花明攔下柳岸,對李彥淡然說道:“原來柳岸兄跟我說你粗野不堪,我還一直為你辯解。
隻因背後議論兄弟,非君子所為。”
他沉默片刻,板著麵孔。
“不管誰是誰非,你這些話都有失柳家少爺的身份。”
“身為柳家的友人,我不想看到你們兄弟二人如此攻訐。

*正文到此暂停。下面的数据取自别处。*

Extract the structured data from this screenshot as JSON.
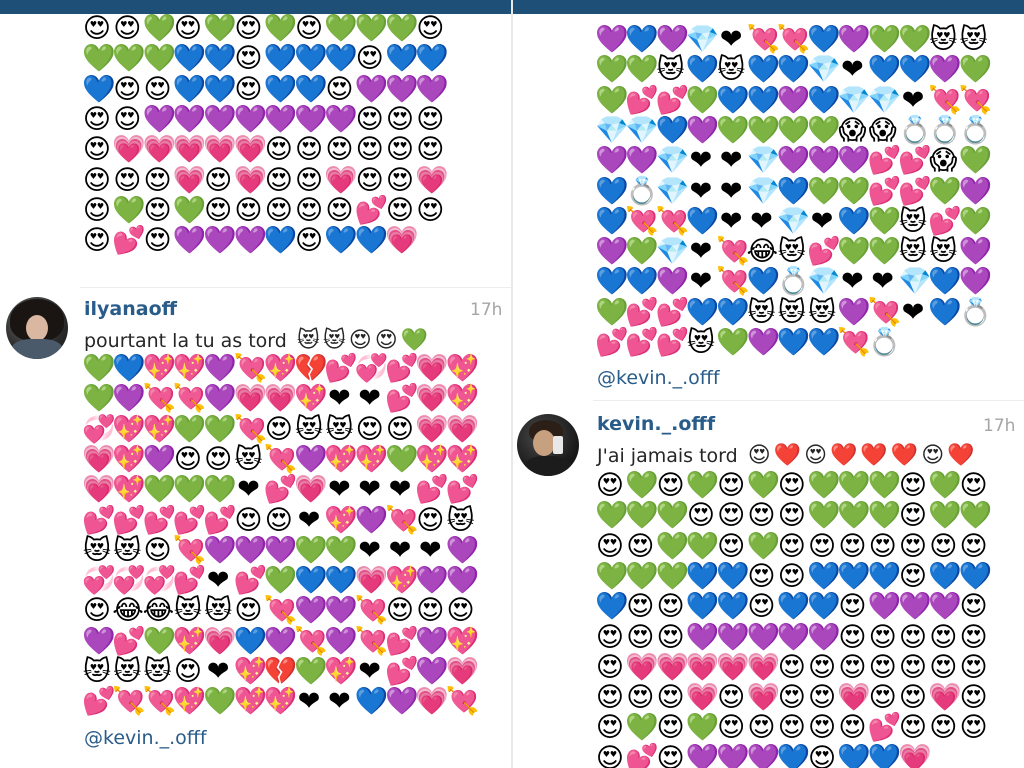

”
“所以,我希望你能為自己的言語道歉!”
威嚴之勢彌漫青竹軒,原本喧鬧的青竹軒忽然安靜下來。
“哇”的一聲,幾個離得最近的客人忽然痛哭流涕。
“對不起,我不該來青樓,我家娘子在家苦苦操勞,靠著為別人洗衣補貼家用,我卻總是拿這些錢來青樓聽曲。”
“我錯了,我其實不是什麽世家公子。
我哥哥隻是個當苦力的,每天扛大包供我讀書。
我不該偽造身份,把他給我上私塾的錢拿來逛青樓,找瓶兒私會。”
哭聲如同瘟疫一般,漸漸響徹青竹軒。
幾個客人由於離得遠,並未受到影響。
有一人忍不住驚呼道,“禮師!”
“禮師?”
“君臣父子,長幼尊卑,親疏貴賤,不同的身份有不同的行為規範,這就是禮。
禮師可以厘定萬物秩序,如果有人棄禮不用,禮師可以調用其心中對規矩的認知,使其反省,促使其遵循身份規範。”
“竟然有這麽神奇的功法?
武道之大,真是無奇不有!”
“不,這已經不是武道的範疇,這位花少爺,顯然是儒家的修士。”
“修士?
這是後天幾層的稱呼?”
“井底之蛙,修士哪兒跟咱們一樣分後天幾層,人家都是天賦異稟,打出生那天,一口先天元氣未散。”
“隻需要慢慢冥想打坐,將那一口元氣壯大,達到充盈經脈的程度,就能輕易跨入先天期。”